Druga
po „Milaczku” odsłona historii poszukującej szczęścia
Milenki.
Trzeba
przyznać, że w drodze po radość, miłość, sukces rzadko co jest
w stanie nas przystopować. Gdy już poczujemy gorzki smak samotności
i postanowimy spróbować pożegnać ten stan, jesteśmy gotowi na
wiele. Jeśli gorąco wierzymy, że miłość można spotkać już za
tym najbliższym rogiem, nawet niepowodzenia nie są w stanie odwieść
nas od poszukiwań. Z taką właśnie postawą stykamy się w zarówno
„Milaczku” jak i „Pannach roztropnych”.
Plany
ślubne Milenki rozwiewają się gdy na jaw wychodzi, że jej poglądy
zupełnie nie pokrywają się z tymi, które snuje narzeczony. Po
kolejnym niepowodzeniu, bohaterka jeszcze częściej niż dotychczas
zaczyna zauważać pewnego sąsiada, któremu trudno jest ukryć
zainteresowanie jej osobą. Tymczasem mieszkanie Staszka, męża
Zofii Kruk wynajmuje Aleksandra Pieczka (TA Pieczka!) nie
podejrzewając, że taki krok naprawdę wiele zmieni w jej życiu.

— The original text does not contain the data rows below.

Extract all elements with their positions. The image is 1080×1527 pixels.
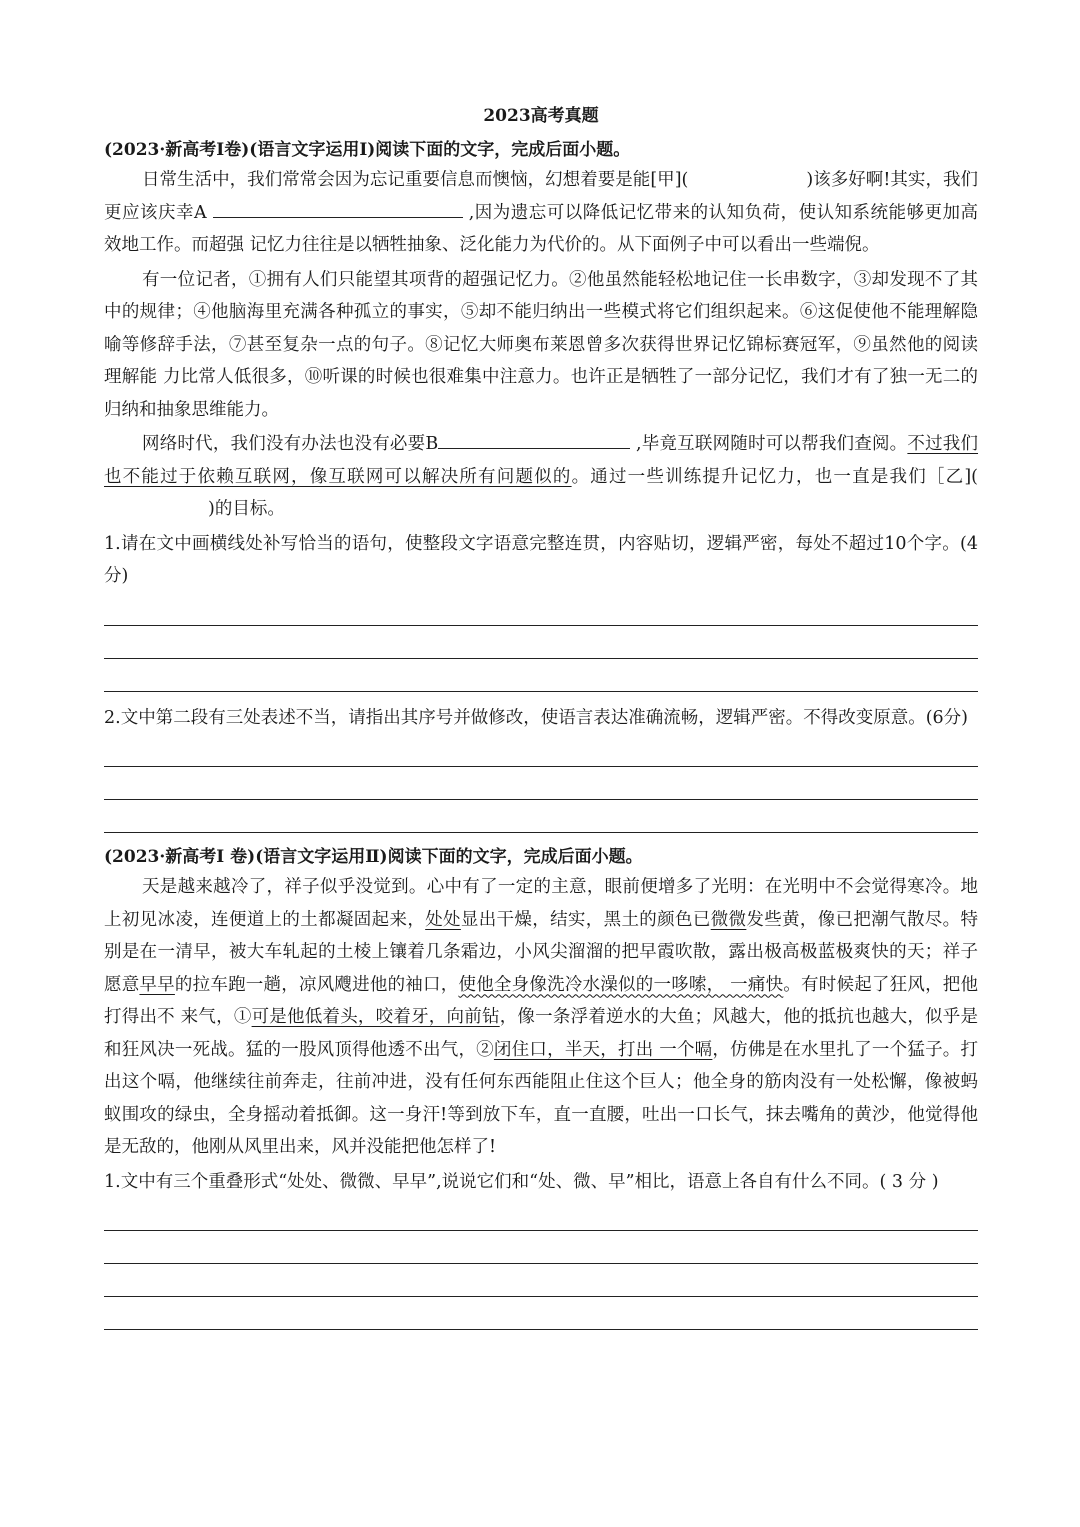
text-run: )该多好啊!其实，我们 更应该庆幸A [104, 170, 979, 223]
text-run: 。有时候起了狂风，把他打得出不 来气，① [104, 974, 979, 1027]
answer-line[interactable] [104, 1231, 978, 1264]
answer-line[interactable] [104, 1264, 978, 1297]
answer-line[interactable] [104, 1297, 978, 1330]
answer-line[interactable] [104, 800, 978, 833]
section-2-header: (2023·新高考Ⅰ 卷)(语言文字运用Ⅱ)阅读下面的文字，完成后面小题。 [104, 847, 643, 867]
text-run: 发些黄，像已把潮气散尽。特别是在一清早，被大车轧起的土棱上镶着几条霜边，小风尖溜溜的把早霞吹散，露出极高极蓝极爽快的天；祥子愿意 [104, 909, 978, 995]
text-run: ,因为遗忘可以降低记忆带来的认知负荷，使认知系统能够更加高效地工作。而超强 记忆力往往是以牺牲抽象、泛化能力为代价的。从下面例子中可以看出一些端倪。 [104, 202, 978, 255]
section-2-paragraph-1 [104, 871, 978, 1164]
answer-line[interactable] [104, 734, 978, 767]
text-run: 天是越来越冷了，祥子似乎没觉到。心中有了一定的主意，眼前便增多了光明：在光明中不会觉得寒冷。地上初见冰凌，连便道上的土都凝固起来， [104, 877, 978, 930]
underlined-sentence: 不过我们也不能过于依赖互联网，像互联网可以解决所有问题似的 [104, 434, 979, 487]
answer-line[interactable] [104, 1198, 978, 1231]
section-2-question-1: 1.文中有三个重叠形式“处处、微微、早早”,说说它们和“处、微、早”相比，语意上各自有什么不同。( 3 分 ) [104, 1171, 939, 1192]
text-run: 。通过一些训练提升记忆力，也一直是我们［乙]( [571, 466, 978, 487]
blank-b [438, 428, 630, 449]
underlined-word: 微微 [710, 909, 747, 930]
section-1-paragraph-1 [104, 164, 978, 262]
section-1-paragraph-3 [104, 428, 978, 526]
section-1-header: (2023·新高考Ⅰ卷)(语言文字运用Ⅰ)阅读下面的文字，完成后面小题。 [104, 140, 631, 160]
underlined-sentence: 可是他低着头，咬着牙，向前钻 [251, 1007, 500, 1027]
answer-line[interactable] [104, 659, 978, 692]
text-run: 网络时代，我们没有办法也没有必要B [142, 434, 439, 454]
exam-page [104, 96, 978, 1330]
text-run: 的拉车跑一趟，凉风飕进他的袖口， [174, 974, 459, 995]
text-run: ，像一条浮着逆水的大鱼；风越大，他的抵抗也越大，似乎是和狂风决一死战。猛的一股风顶得他透不出气，② [104, 1007, 979, 1060]
answer-line[interactable] [104, 593, 978, 626]
answer-line[interactable] [104, 767, 978, 800]
answer-line[interactable] [104, 626, 978, 659]
section-1-paragraph-2: 有一位记者，①拥有人们只能望其项背的超强记忆力。②他虽然能轻松地记住一长串数字，③却发现不了其中的规律；④他脑海里充满各种孤立的事实，⑤却不能归纳出一些模式将它们组织起来。⑥这促使他不能理解隐喻等修辞手法，⑦甚至复杂一点的句子。⑧记忆大师奥布莱恩曾多次获得世界记忆锦标赛冠军，⑨虽然他的阅读理解能 力比常人低很多，⑩听课的时候也很难集中注意力。也许正是牺牲了一部分记忆，我们才有了独一无二的归纳和抽象思维能力。 [104, 269, 978, 420]
answer-area-3 [104, 1198, 978, 1330]
doc-title: 2023高考真题 [483, 106, 599, 126]
underlined-word: 处处 [425, 909, 461, 930]
text-run: 显出干燥，结实，黑土的颜色已 [460, 909, 711, 930]
answer-area-2 [104, 734, 978, 833]
section-1-question-1: 1.请在文中画横线处补写恰当的语句，使整段文字语意完整连贯，内容贴切，逻辑严密，每处不超过10个字。(4分) [104, 533, 978, 586]
section-2 [104, 843, 978, 1330]
text-run: ，仿佛是在水里扎了一个猛子。打出这个嗝，他继续往前奔走，往前冲进，没有任何东西能阻止住这个巨人；他全身的筋肉没有一处松懈，像被蚂蚁围攻的绿虫，全身摇动着抵御。这一身汗!等到放下车，直一直腰，吐出一口长气，抹去嘴角的黄沙，他觉得他是无敌的，他刚从风里出来，风并没能把他怎样了! [104, 1039, 979, 1157]
answer-area-1 [104, 593, 978, 692]
section-1-question-2: 2.文中第二段有三处表述不当，请指出其序号并做修改，使语言表达准确流畅，逻辑严密。不得改变原意。(6分) [104, 707, 968, 728]
text-run: ,毕竟互联网随时可以帮我们查阅。 [635, 434, 908, 454]
text-run: )的目标。 [208, 499, 285, 519]
underlined-word: 早早 [139, 974, 175, 995]
section-1 [104, 136, 978, 833]
underlined-sentence: 闭住口，半天，打出 一个嗝 [493, 1039, 713, 1060]
wavy-underlined-sentence: 使他全身像洗冷水澡似的一哆嗦， 一痛快 [458, 974, 784, 995]
blank-a [213, 197, 463, 218]
text-run: 日常生活中，我们常常会因为忘记重要信息而懊恼，幻想着要是能[甲]( [142, 170, 689, 190]
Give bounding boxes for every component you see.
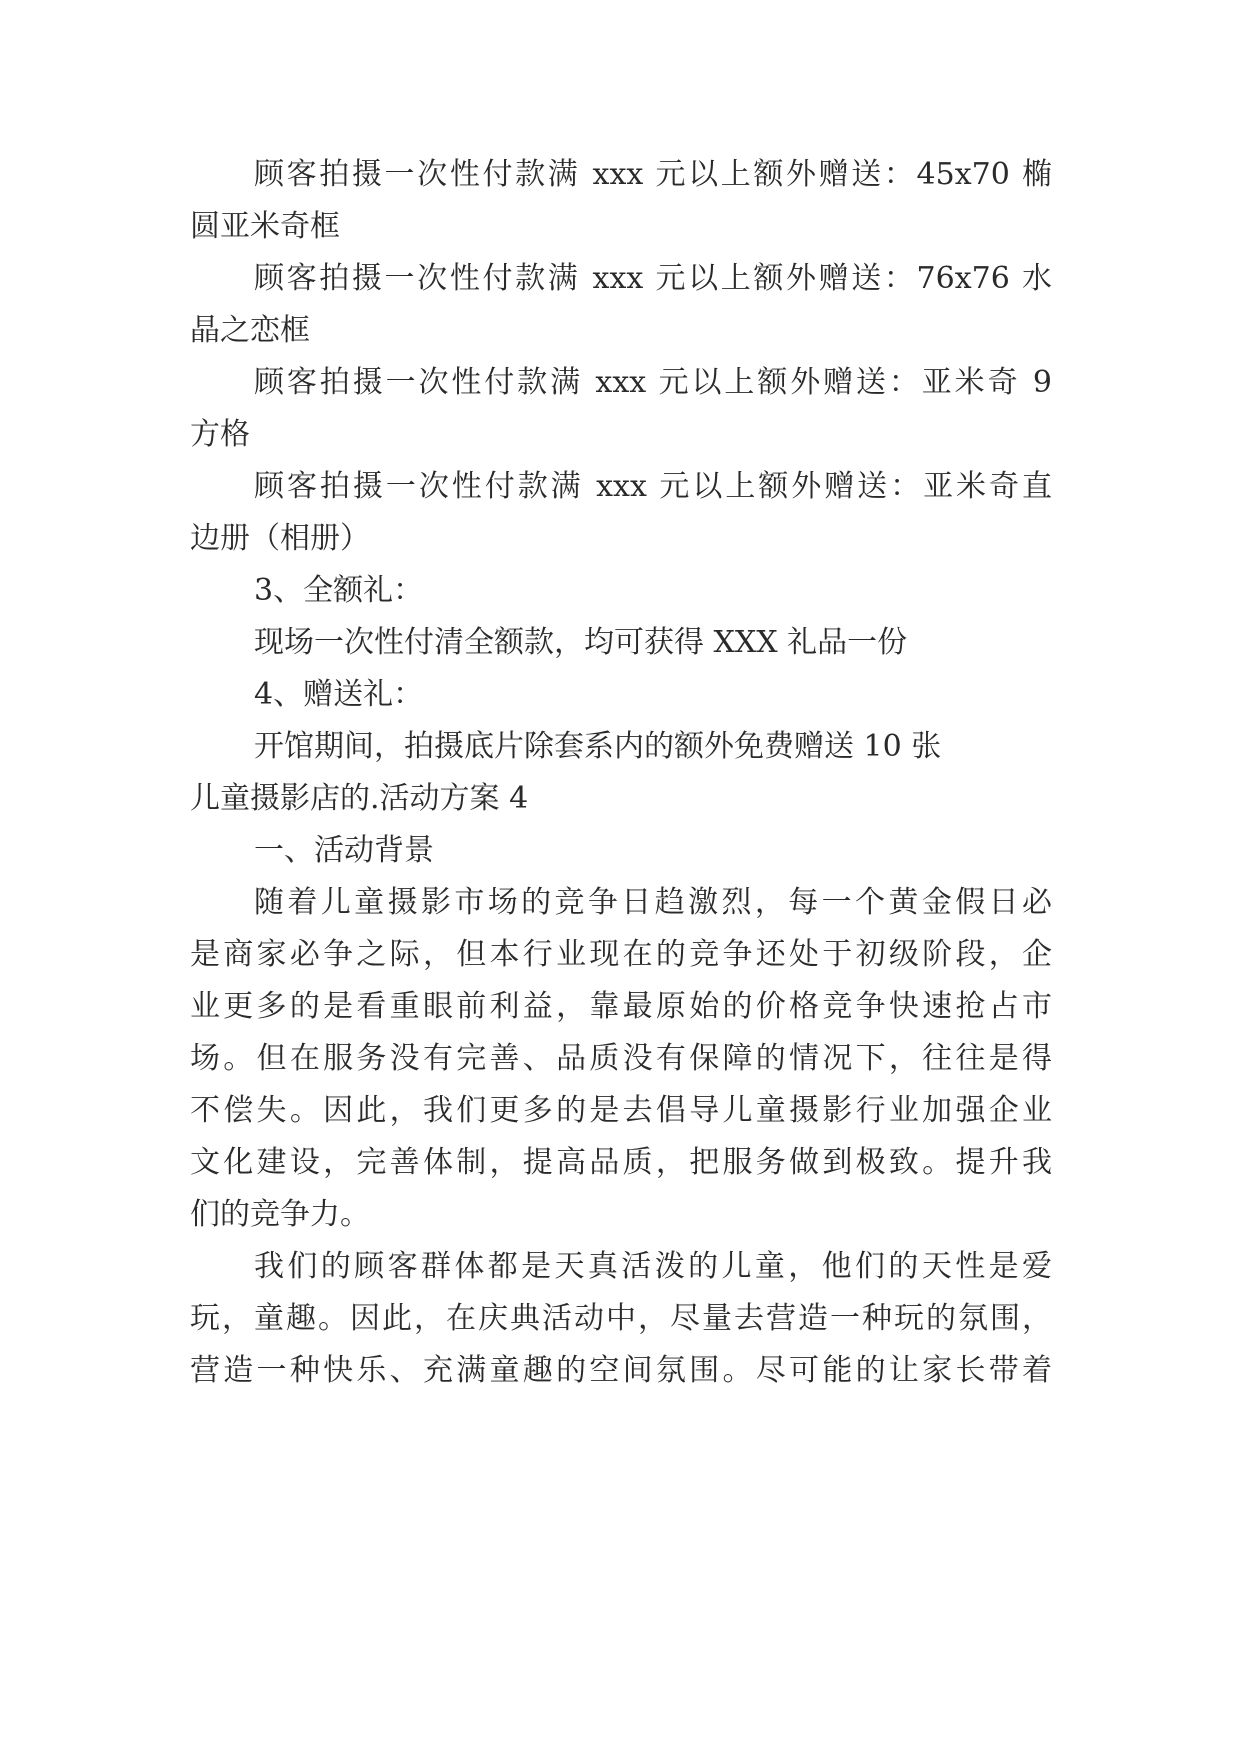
- section-heading: 4、赠送礼：: [254, 677, 424, 712]
- text-line: 顾客拍摄一次性付款满 xxx 元以上额外赠送：亚米奇 9: [254, 365, 1052, 400]
- text-line: 场。但在服务没有完善、品质没有保障的情况下，往往是得: [190, 1041, 1052, 1076]
- text-line: 营造一种快乐、充满童趣的空间氛围。尽可能的让家长带着: [190, 1353, 1052, 1388]
- text-line: 业更多的是看重眼前利益，靠最原始的价格竞争快速抢占市: [190, 989, 1052, 1024]
- text-line: 不偿失。因此，我们更多的是去倡导儿童摄影行业加强企业: [190, 1093, 1052, 1128]
- text-line: 顾客拍摄一次性付款满 xxx 元以上额外赠送：45x70 椭: [254, 157, 1052, 192]
- text-line: 是商家必争之际，但本行业现在的竞争还处于初级阶段，企: [190, 937, 1052, 972]
- text-line: 晶之恋框: [190, 313, 310, 348]
- text-line: 方格: [190, 417, 250, 452]
- text-line: 我们的顾客群体都是天真活泼的儿童，他们的天性是爱: [254, 1249, 1052, 1284]
- text-line: 玩，童趣。因此，在庆典活动中，尽量去营造一种玩的氛围，: [190, 1301, 1052, 1336]
- document-title: 儿童摄影店的.活动方案 4: [190, 781, 529, 816]
- text-line: 文化建设，完善体制，提高品质，把服务做到极致。提升我: [190, 1145, 1052, 1180]
- text-line: 开馆期间，拍摄底片除套系内的额外免费赠送 10 张: [254, 729, 942, 764]
- text-line: 随着儿童摄影市场的竞争日趋激烈，每一个黄金假日必: [254, 885, 1052, 920]
- text-line: 边册（相册）: [190, 521, 370, 556]
- text-line: 现场一次性付清全额款，均可获得 XXX 礼品一份: [254, 625, 908, 660]
- text-line: 们的竞争力。: [190, 1197, 370, 1232]
- text-line: 顾客拍摄一次性付款满 xxx 元以上额外赠送：76x76 水: [254, 261, 1052, 296]
- text-line: 圆亚米奇框: [190, 209, 340, 244]
- text-line: 顾客拍摄一次性付款满 xxx 元以上额外赠送：亚米奇直: [254, 469, 1052, 504]
- section-heading: 3、全额礼：: [254, 573, 424, 608]
- section-heading: 一、活动背景: [254, 833, 434, 868]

Z
kolei wspomniana przed momentem ciotka Milenki nie zaprzestaje jasno
wyrażać poglądów na temat bliższych i dalszych osób ze swojego
otoczenia.
Przyznajcie,
że z taką charakterną mieszanką nie sposób się nudzić.
Tom
drugi serii „Dobre myśli” wypadł odrobinkę gorzej, niż jego
poprzednik. Już nie miałam uczucia płynięcia przez fabułę,
jednak w lekturze jest wiele momentów, kiedy uśmiech mimowolnie
wychodzi na usta a w sercu pojawia się przyjemne ciepło. To
sympatyczna historia, która umili jeden bądź dwa wieczory. Po
odłożeniu na półkę niniejszą pozycję, czytelnik ma ochotę na
kontynuację. Minusem drugiej części jest to, że Zofia Kruk
odsunęła się trochę w cień. Szkoda, gdyż to najbardziej
wyrazista postać tej serii. Nie sposób jej nie lubić. Mam
nadzieję, że w kolejnych dwóch tomach spotykamy ją ponownie.
Tę
serię warto czytać w kolejności. Kilka lat temu pochłonęłam
„Szczęście pachnące wanilią” czyli część trzecią. Teraz
czuję potrzebę odświeżenia sobie jej treści. Myślę, że teraz
nabierze innego wymiaru.
A ja chyba kiedyś znów powrócę do tej serii. Dawno temu czytałam. Lubię takie powieści, które pozwalają oderwać się od codzienności.